Because of innovations in reproductive science and technology and the acceptance of non-traditional families, countless people can have the joy of parenthood that was previously not available to them.  But many parents may not be aware that the emotional ties that they have developed with the child they brought into their lives and hearts may not be enough to establish a legally recognized and supported parent-child relationship.  Without that, your family may be at risk.

The legal parent-child relationship gives rights and responsibilities to both the parents and the child.  The legal parent has the right to the child’s medical and educational information and to participate in those decisions and the general upbringing of the child.  The legal parent has a right to access to the child.  The legal parent is the child’s legal guardian after the death of the other parent, regardless of the other parent’s wishes.  With the rights go the obligation for a parent to support the child and other obligations. The child has the right to support from the legal parent and to inherit from the legal parent.
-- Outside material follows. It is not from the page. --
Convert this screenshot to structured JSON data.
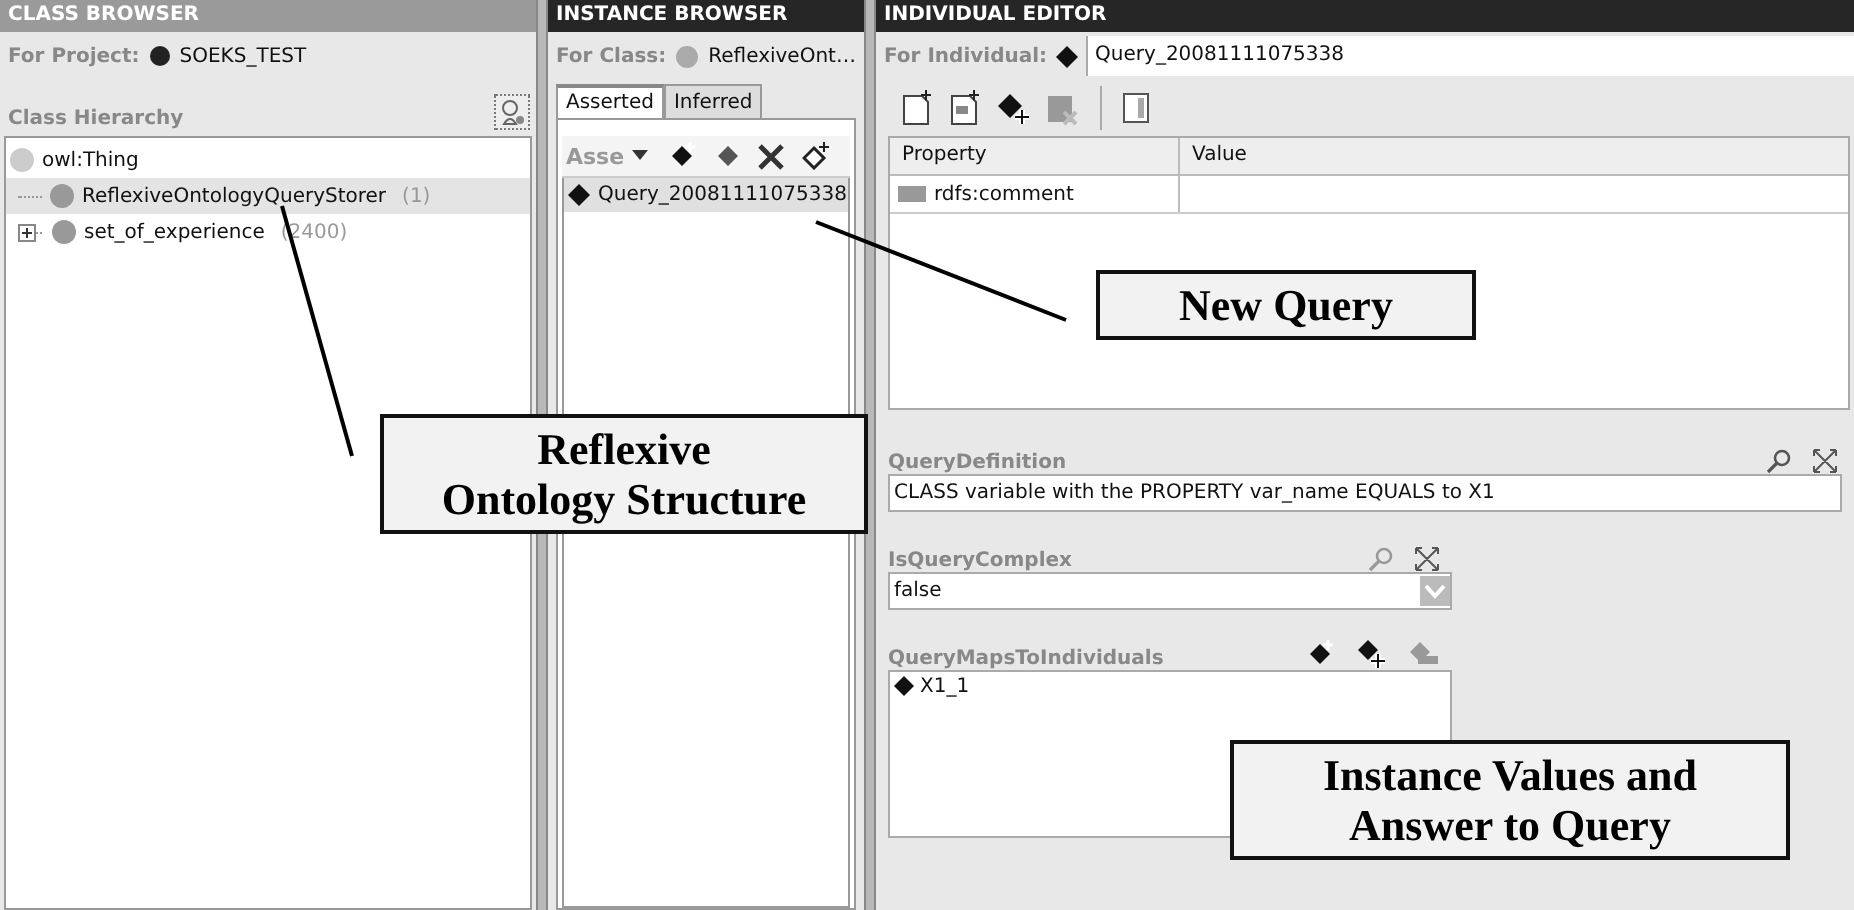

Here are some heartbreaking situations that could have been avoided if the non-biological parent had adopted the child.

Mom has a Child.  Mom and Stepparent marry after the death of the biological dad. Stepparent and Child become as close as any parent and child can be.  However, when Mom divorces Stepparent, the divorce court doesn’t recognize Stepparent as a parent and allows Mom to relocate out of state with Child and otherwise freeze Stepparent out of the relationship with Child. Whether Stepparent is a man or woman wouldn’t have impacted the outcome.

A couple have a long term committed relationship but do not marry.  They start a family using assisted reproductive technology so that only one of them is a biological parent.  Both the biological and the non-biological parent are named on the child’s birth certificate.  When non-biological parent unexpectedly dies, the child didn’t automatically, and might not ever, receive the social security benefits and inheritance that a legal child would have.  Adding the non-biological partner’s name to the birth certificate does not necessarily establish the legal parent-child relationship. And again, whether the couple is same sex or opposite sex doesn’t determine the outcome.

The way to avoid these results is for the non-biological partner to adopt the child.  Adoption results in a court order that establishes the legal relationship of parent-child. That order is recognized throughout the United States.  Same sex couples also need to remember that while their marital rights are now legally protected, complete protection for the non-biological same sex spouse can only be achieved through adoption.

Laws governing adoption in modern families are complex and can be confusing and intimidating.  Missteps can result in unexpected and irreparable negative consequences.  You owe it to yourself, your partner and, especially, to your child to get legal advice to address your needs and risks, if possible even before a pregnancy.